= Josiah Stowell =

Josiah Stowell Sr. (also spelled Stoal; 1770–1844) was an associate of Joseph Smith, the founder of the Mormon movement. Stowell hired Smith as a seer in 1825, testified on his behalf in two separate criminal proceedings, and joined Smith's newly established church in 1830.

==Early life==
Josiah was born on March 22, 1770, in Winchester, Cheshire County, New Hampshire, to Israel Stowell (1732–1801) and Mary Butler (1736–1777). In 1791, he moved to Jericho (later renamed Bainbridge), New York, and married Miriam Bridgeman. The couple had eight children, with their youngest named Josiah Jr.

==Association with Joseph Smith and early Mormonism==
In October 1825, Stowell traveled to visit his eldest son in Palmyra. He hired Joseph Smith Jr. to act as a seer to locate a lost Spanish silver mine that was believed to exist in Harmony, Pennsylvania. Joseph Sr. and his son traveled to Harmony. In 1826, after Stowell's nephew Peter Bridgeman filed a complaint against Smith, Stowell testified on Smith's behalf at his trial for being a disorderly person.
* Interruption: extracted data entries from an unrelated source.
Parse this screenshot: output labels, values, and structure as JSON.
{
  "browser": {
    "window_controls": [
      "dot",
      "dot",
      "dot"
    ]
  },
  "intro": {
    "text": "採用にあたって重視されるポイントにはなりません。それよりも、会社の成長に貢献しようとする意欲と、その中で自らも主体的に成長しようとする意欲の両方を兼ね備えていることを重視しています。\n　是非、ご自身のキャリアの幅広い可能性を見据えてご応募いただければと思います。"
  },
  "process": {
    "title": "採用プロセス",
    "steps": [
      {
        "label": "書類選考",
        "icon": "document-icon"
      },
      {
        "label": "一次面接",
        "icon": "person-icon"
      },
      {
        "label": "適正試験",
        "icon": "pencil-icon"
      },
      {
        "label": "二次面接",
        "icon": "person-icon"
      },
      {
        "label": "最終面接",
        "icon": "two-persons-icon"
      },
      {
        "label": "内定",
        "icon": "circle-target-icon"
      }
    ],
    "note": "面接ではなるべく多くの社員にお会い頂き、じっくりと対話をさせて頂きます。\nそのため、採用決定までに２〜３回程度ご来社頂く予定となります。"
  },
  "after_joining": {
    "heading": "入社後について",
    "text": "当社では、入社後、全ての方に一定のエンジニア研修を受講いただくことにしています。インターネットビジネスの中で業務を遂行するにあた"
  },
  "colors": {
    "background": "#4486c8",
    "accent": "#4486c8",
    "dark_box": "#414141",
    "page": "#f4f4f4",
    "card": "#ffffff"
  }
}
Smith later recalled that he was still in Stowell's employ on January 18, 1827, when he married Emma. Stowell was visiting the Smiths in September 1827 when Joseph first returned with the Golden Plates. In 1830, Stowell once again testified on Smith's behalf during another criminal proceeding. That same year, Stowell was baptized into Smith's church. Smith later dictated a revelation that Stowell, Oliver Cowdery, Hiram Page, and Joseph Knight Sr. would sell the copyright of the Book of Mormon in Canada, but they failed to do so, leading Smith to suggest that "Some revelations are of God, some revelations are of man, and some revelations are of the devil."

==Later life==
In 1833, Stowell moved to Smithboro, New York. In 1843, Stowell and his son wrote a letter vouching for Smith's character. He died in Smithboro in 1844.